Abstract

A new commercially available HPLC column, poly-N-(1H-tetrazole-5-yl)-methacrylamide-bonded stationary phase (Daicel DCpak PTZ), was systematically evaluated for its carbohydrate isomer separation capability by hydrophilic interaction liquid chromatography (HILIC) with charged aerosol detection (CAD) or (tandem) mass spectrometry. Reducing sugars tend to split into two anomer peaks which makes carbohydrate isomer separations in non-derivatized form even more complicated.

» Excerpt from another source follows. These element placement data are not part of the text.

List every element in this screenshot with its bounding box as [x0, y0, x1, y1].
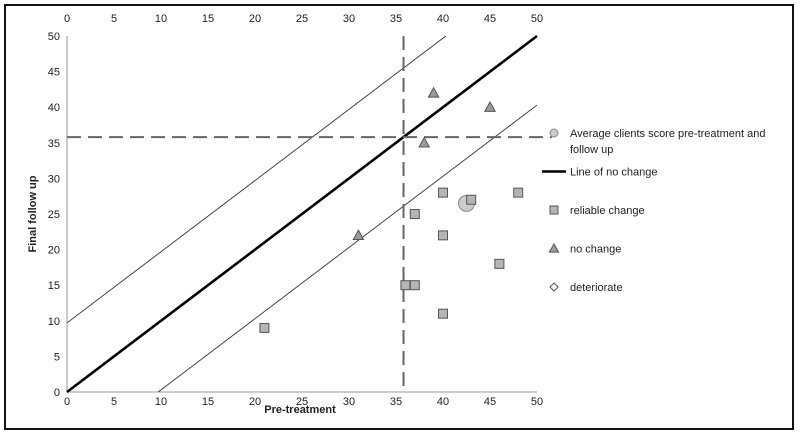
data-point-square — [259, 322, 270, 333]
data-point-square — [513, 187, 524, 198]
legend-label: Average clients score pre-treatment and f… — [570, 128, 765, 156]
data-point-triangle — [352, 229, 365, 240]
x-tick-label-bottom: 35 — [390, 396, 402, 408]
chart-frame — [4, 4, 794, 430]
y-axis-title: Final follow up — [27, 175, 39, 252]
y-tick-label: 45 — [48, 67, 60, 79]
x-tick-label-top: 20 — [249, 13, 261, 25]
y-tick-label: 20 — [48, 245, 60, 257]
data-point-square — [409, 280, 420, 291]
lower-reliable-change-line — [157, 104, 537, 392]
legend-marker-diamond — [549, 282, 559, 292]
line-of-no-change — [66, 34, 538, 394]
x-tick-label-top: 45 — [484, 13, 496, 25]
x-tick-label-bottom: 45 — [484, 396, 496, 408]
data-point-triangle — [418, 136, 431, 148]
x-tick-label-top: 15 — [202, 13, 214, 25]
data-point-square — [438, 230, 448, 241]
x-tick-label-bottom: 15 — [202, 396, 214, 408]
plot-area — [66, 34, 552, 394]
y-tick-label: 25 — [48, 209, 60, 221]
x-tick-label-bottom: 25 — [296, 396, 308, 408]
data-point-square — [438, 187, 448, 198]
x-tick-label-bottom: 0 — [64, 396, 70, 408]
data-point-square — [494, 258, 505, 269]
legend-label: reliable change — [570, 205, 645, 217]
x-tick-label-bottom: 40 — [437, 396, 449, 408]
x-tick-label-bottom: 10 — [155, 396, 167, 408]
x-tick-label-top: 35 — [390, 13, 402, 25]
x-tick-label-bottom: 50 — [531, 396, 543, 408]
x-tick-label-top: 25 — [296, 13, 308, 25]
legend-marker-circle — [549, 128, 559, 138]
y-tick-label: 5 — [54, 351, 60, 363]
legend-marker-triangle — [548, 242, 560, 253]
y-tick-label: 40 — [48, 102, 60, 114]
x-tick-label-top: 5 — [111, 13, 117, 25]
x-tick-label-bottom: 30 — [343, 396, 355, 408]
legend-label: deteriorate — [570, 282, 623, 294]
y-tick-label: 30 — [48, 173, 60, 185]
legend-marker-square — [549, 205, 559, 215]
legend-label: no change — [570, 244, 621, 256]
y-tick-label: 35 — [48, 138, 60, 150]
data-point-square — [438, 308, 448, 319]
legend-label: Line of no change — [570, 167, 657, 179]
y-tick-label: 15 — [48, 280, 60, 292]
legend: Average clients score pre-treatment and f… — [542, 128, 765, 294]
data-point-square — [466, 194, 477, 205]
data-point-square — [409, 209, 420, 219]
data-point-square — [400, 280, 411, 291]
x-axis-title: Pre-treatment — [264, 404, 336, 416]
x-tick-label-top: 40 — [437, 13, 449, 25]
x-tick-label-top: 30 — [343, 13, 355, 25]
data-point-triangle — [427, 86, 440, 98]
y-tick-label: 0 — [54, 387, 60, 399]
x-tick-label-bottom: 20 — [249, 396, 261, 408]
data-point-triangle — [483, 100, 497, 112]
tick-labels: 0055101015152020252530303535404045455050… — [48, 13, 543, 408]
upper-reliable-change-line — [67, 36, 447, 324]
x-tick-label-top: 0 — [64, 13, 70, 25]
x-tick-label-bottom: 5 — [111, 396, 117, 408]
x-tick-label-top: 10 — [155, 13, 167, 25]
y-tick-label: 50 — [48, 31, 60, 43]
x-tick-label-top: 50 — [531, 13, 543, 25]
y-tick-label: 10 — [48, 316, 60, 328]
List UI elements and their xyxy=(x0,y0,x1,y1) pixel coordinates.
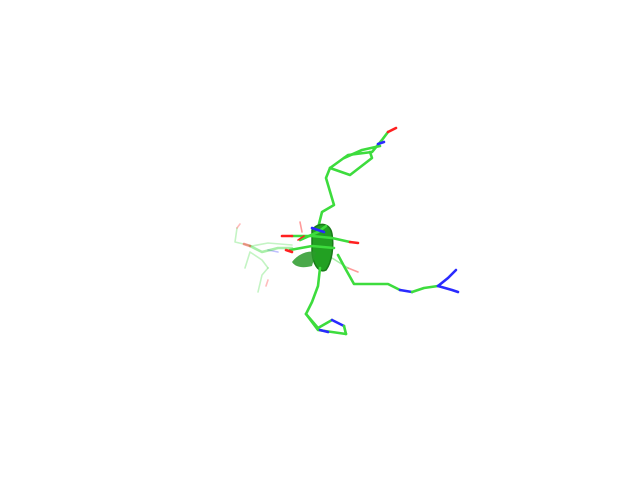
faded-nitrogen-a xyxy=(267,249,279,253)
faded-oxygen-c xyxy=(299,221,303,233)
his-stem xyxy=(304,266,322,316)
tyrosine-sidechain[interactable] xyxy=(316,126,398,230)
his-ne2 xyxy=(318,328,330,334)
faded-chain-c xyxy=(257,267,269,293)
arg-ne xyxy=(398,288,414,294)
arg-cz xyxy=(410,284,440,294)
tyr-nitrogen xyxy=(376,140,386,146)
tyr-ring-inner xyxy=(342,144,382,160)
tyr-ring-lower xyxy=(328,150,374,177)
backbone-trace-b xyxy=(288,244,336,252)
ser-stem xyxy=(248,244,294,254)
arg-nh2 xyxy=(436,284,460,294)
arg-nh1 xyxy=(436,268,458,288)
faded-oxygen-b xyxy=(265,279,269,287)
tyr-hydroxyl xyxy=(386,126,398,134)
carbonyl-oxygen-d xyxy=(297,235,305,241)
backbone-trace-a xyxy=(290,234,352,244)
his-nd1 xyxy=(330,318,346,328)
faded-oxygen-d xyxy=(347,267,359,273)
faded-chain-a xyxy=(234,227,293,247)
cartoon-strand xyxy=(292,251,316,268)
faded-chain-b xyxy=(244,251,269,269)
ser-hydroxyl xyxy=(242,242,252,248)
arginine-sidechain[interactable] xyxy=(336,253,460,294)
backbone-nitrogen xyxy=(310,226,326,234)
carbonyl-oxygen-b xyxy=(348,240,360,245)
faded-residues xyxy=(234,221,359,293)
backbone-trace-c xyxy=(298,224,328,242)
arg-stem xyxy=(336,253,402,292)
carbonyl-oxygen-c xyxy=(284,248,294,254)
tyr-ring-upper xyxy=(328,130,390,170)
histidine-sidechain[interactable] xyxy=(304,266,348,336)
backbone-core[interactable] xyxy=(280,223,360,272)
tyr-stem xyxy=(316,166,336,230)
his-ring-bottom xyxy=(304,312,348,336)
serine-sidechain[interactable] xyxy=(242,242,294,254)
faded-oxygen-a xyxy=(236,223,241,229)
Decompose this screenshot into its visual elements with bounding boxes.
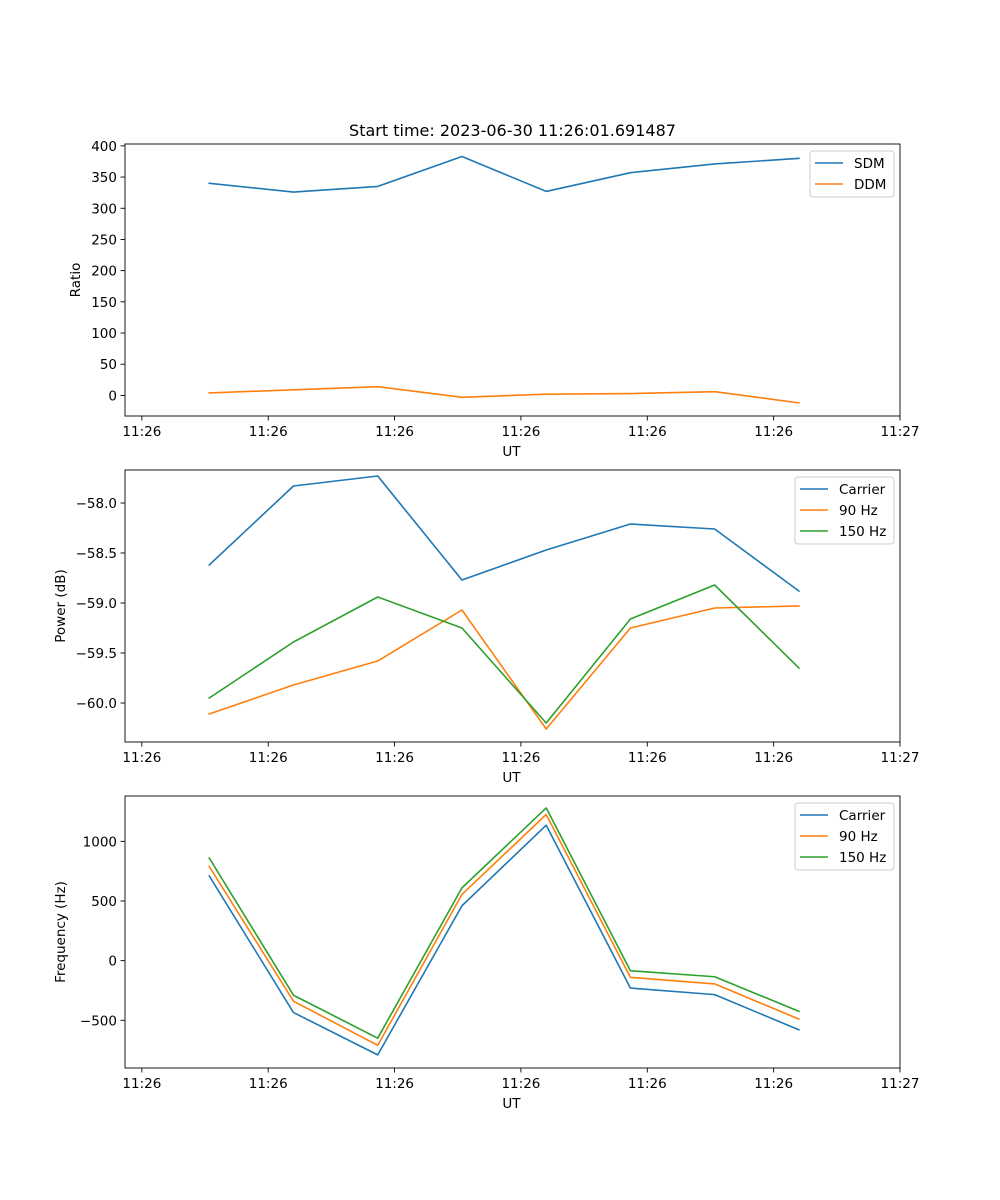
series-line-ddm [208, 385, 800, 404]
legend: Carrier 90 Hz 150 Hz [794, 476, 895, 545]
legend-label: DDM [854, 177, 886, 193]
y-tick-label: 0 [108, 388, 117, 404]
legend-label: 150 Hz [839, 524, 886, 540]
x-tick-label: 11:26 [375, 1076, 414, 1092]
legend-box [794, 802, 895, 871]
x-tick-label: 11:26 [249, 424, 288, 440]
x-axis-label: UT [502, 1096, 521, 1112]
axes-frame [124, 795, 901, 1069]
legend: Carrier 90 Hz 150 Hz [794, 802, 895, 871]
legend-label: Carrier [839, 808, 886, 824]
x-axis-label: UT [502, 444, 521, 460]
series-line-carrier [208, 824, 800, 1056]
x-tick-label: 11:26 [628, 750, 667, 766]
y-tick-label: −59.5 [76, 646, 117, 662]
chart-panel-3: 11:26 11:26 11:26 11:26 11:26 11:26 11:27 −500 0… [53, 795, 920, 1112]
x-axis-label: UT [502, 770, 521, 786]
x-tick-label: 11:26 [122, 1076, 161, 1092]
legend-label: 90 Hz [839, 503, 878, 519]
legend-label: Carrier [839, 482, 886, 498]
y-tick-label: 1000 [83, 834, 117, 850]
legend-label: 90 Hz [839, 829, 878, 845]
x-tick-label: 11:26 [628, 424, 667, 440]
y-tick-label: 0 [108, 954, 117, 970]
x-tick-label: 11:26 [754, 424, 793, 440]
x-tick-label: 11:26 [249, 1076, 288, 1092]
legend-label: 150 Hz [839, 850, 886, 866]
legend: SDM DDM [809, 150, 895, 198]
y-tick-label: 150 [91, 295, 117, 311]
series-line-carrier [208, 475, 801, 593]
y-tick-label: 400 [91, 139, 117, 155]
x-tick-label: 11:26 [375, 424, 414, 440]
chart-panel-1: 11:26 11:26 11:26 11:26 11:26 11:26 11:27 0 50 10… [68, 121, 919, 460]
x-tick-label: 11:27 [881, 750, 920, 766]
axes-frame [124, 143, 901, 417]
y-tick-label: −59.0 [76, 596, 117, 612]
x-tick-label: 11:26 [501, 750, 540, 766]
y-tick-label: −60.0 [76, 696, 117, 712]
x-tick-label: 11:26 [501, 1076, 540, 1092]
y-tick-label: 350 [91, 170, 117, 186]
x-tick-label: 11:26 [628, 1076, 667, 1092]
y-tick-label: 200 [91, 264, 117, 280]
y-tick-label: 100 [91, 326, 117, 342]
x-tick-label: 11:26 [754, 1076, 793, 1092]
series-line-150-hz [208, 807, 800, 1039]
x-tick-label: 11:26 [249, 750, 288, 766]
chart-title: Start time: 2023-06-30 11:26:01.691487 [349, 121, 676, 140]
y-tick-label: 500 [91, 894, 117, 910]
y-tick-label: −58.5 [76, 546, 117, 562]
y-tick-label: 250 [91, 232, 117, 248]
y-tick-label: −58.0 [76, 496, 117, 512]
y-tick-label: −500 [80, 1013, 117, 1029]
x-tick-label: 11:26 [122, 750, 161, 766]
x-tick-label: 11:27 [881, 1076, 920, 1092]
series-line-90-hz [208, 605, 800, 730]
legend-label: SDM [854, 156, 885, 172]
y-tick-label: 50 [100, 357, 117, 373]
series-line-150-hz [208, 584, 801, 724]
y-axis-label: Power (dB) [53, 569, 69, 642]
series-line-90-hz [208, 813, 800, 1047]
x-tick-label: 11:26 [754, 750, 793, 766]
y-tick-label: 300 [91, 201, 117, 217]
chart-panel-2: 11:26 11:26 11:26 11:26 11:26 11:26 11:27 −60.0… [53, 469, 920, 786]
x-tick-label: 11:27 [881, 424, 920, 440]
x-tick-label: 11:26 [501, 424, 540, 440]
x-tick-label: 11:26 [375, 750, 414, 766]
y-axis-label: Ratio [68, 263, 84, 298]
series-line-sdm [208, 155, 800, 193]
y-axis-label: Frequency (Hz) [53, 881, 69, 983]
axes-frame [124, 469, 901, 743]
legend-box [794, 476, 895, 545]
x-tick-label: 11:26 [122, 424, 161, 440]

For practical purposes anomer separations are therefore ideally suppressed which can be accomplished by using high temperature or high pH that are both associated with fast interconversion kinetics leading to peak coalescence, or on the other hand by conditions with low chromatographic anomer selectivity. Four major hexoses (glucose, mannose, galactose, fructose), five main pentoses (ribose, ribulose, xylose, xylulose, arabinose) and five most important disaccharides (maltose, cellobiose, lactose, sucrose, trehalose) were analyzed as single carbohydrate standards by isocratic HILIC with 0.1% (v/v) formic acid and 2 mM ammonium acetate at various temperatures to study anomer interconversion equilibria in a pH-dependent manner. Rate constants of forward (α→β) and backward (β→α) anomerization and corresponding energy barriers were calculated. The energy barriers of anomerisation were in the range of around 83–91 kJ mol−1 at 298 K and the difference between forward (α→β) and backward reaction (β→α) was typically between 1–3 kJ mol−1. The systematic studies finally allowed to pick conditions for the simultaneous analysis of all 14 carbohydrates by HILIC-ESI-MS(/MS) with PTZ in gradient elution mode. A combination of carbohydrate isomer-selective LC (with PTZ), tandem MS (with carbohydrate group-selective MS1 and some species-specific SRM transitions) and a simple deconvolution strategy allowed the determination of all carbohydrates of the complex test mixture except for the disaccharide pair lactose and maltose (which can be determined as sum). Consequently, the proposed method represents a successful step towards a global glycometabolomics profiling method of mono- and disaccharides by HILIC-ESI-MS/MS.